Fake Doctors
Dr Vernon Coleman
Few professionals are imitated as often as doctors. You never read about tricksters pretending to be shoe salesmen or estate agents but the popular newspapers sometimes give the impression that there are as many fake doctors around as real ones. The trouble is, I suppose, that it is terribly easy to pretend to be a doctor. It is, for example, much easier to impersonate a doctor than to impersonate a lawyer or a bookie. Doctors have created their own superficial jargon and shallow confidence that makes it easy for tricksters to pass themselves off as physicians or surgeons. Confidence tricksters have successfully held down senior hospital jobs for years. Everyone laughed when an Italian hospital found that one of its senior brain surgeons wasn’t even a qualified doctor. But it happens everywhere.

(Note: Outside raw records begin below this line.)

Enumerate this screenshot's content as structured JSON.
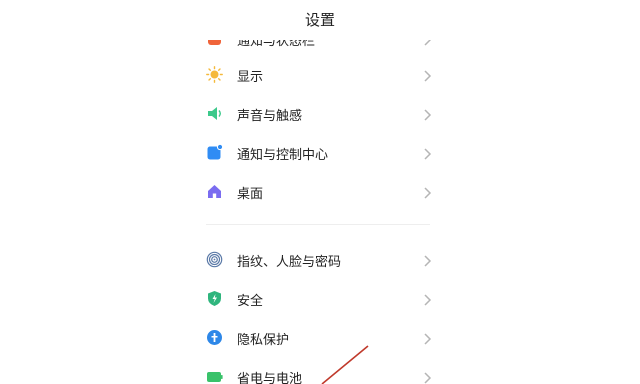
{
  "header": {
    "title": "设置"
  },
  "settings": {
    "items": [
      {
        "label": "通知与状态栏",
        "icon": "notification-status-icon",
        "color": "#f0643a"
      },
      {
        "label": "显示",
        "icon": "sun-icon",
        "color": "#f5b93a"
      },
      {
        "label": "声音与触感",
        "icon": "speaker-icon",
        "color": "#3cc98b"
      },
      {
        "label": "通知与控制中心",
        "icon": "notification-icon",
        "color": "#2f8cf4"
      },
      {
        "label": "桌面",
        "icon": "home-icon",
        "color": "#7a6cf0"
      },
      {
        "label": "指纹、人脸与密码",
        "icon": "fingerprint-icon",
        "color": "#5b7aa8"
      },
      {
        "label": "安全",
        "icon": "shield-icon",
        "color": "#2fb57d"
      },
      {
        "label": "隐私保护",
        "icon": "privacy-icon",
        "color": "#2d87e8"
      },
      {
        "label": "省电与电池",
        "icon": "battery-icon",
        "color": "#39c26a"
      }
    ]
  },
  "colors": {
    "annotation_arrow": "#c0392b"
  }
}
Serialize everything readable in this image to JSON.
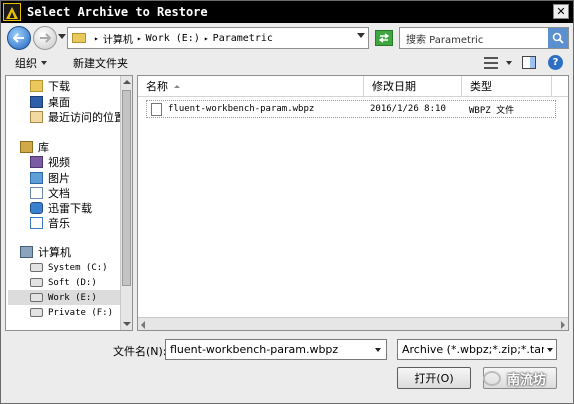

In New Orleans a man who claimed to be head of a federal burping programme, persuaded women to allow him to fondle their breasts in order to find out if they were qualified to become potential burping instructors. In Britain a schoolboy borrowed a stethoscope and a white coat and went round to the local girls’ grammar school where he persuaded the matron to allow him to examine all the senior pupils. His ‘clinic’ only came to end when one of his ‘patients’ recognised him. And there was the fake medical officer who persuaded housewives to strip so that he could check to make sure that they weren’t suffering from unspecified infectious diseases. He even had an answer when husbands caught him examining their wives: he just persuaded them to strip too.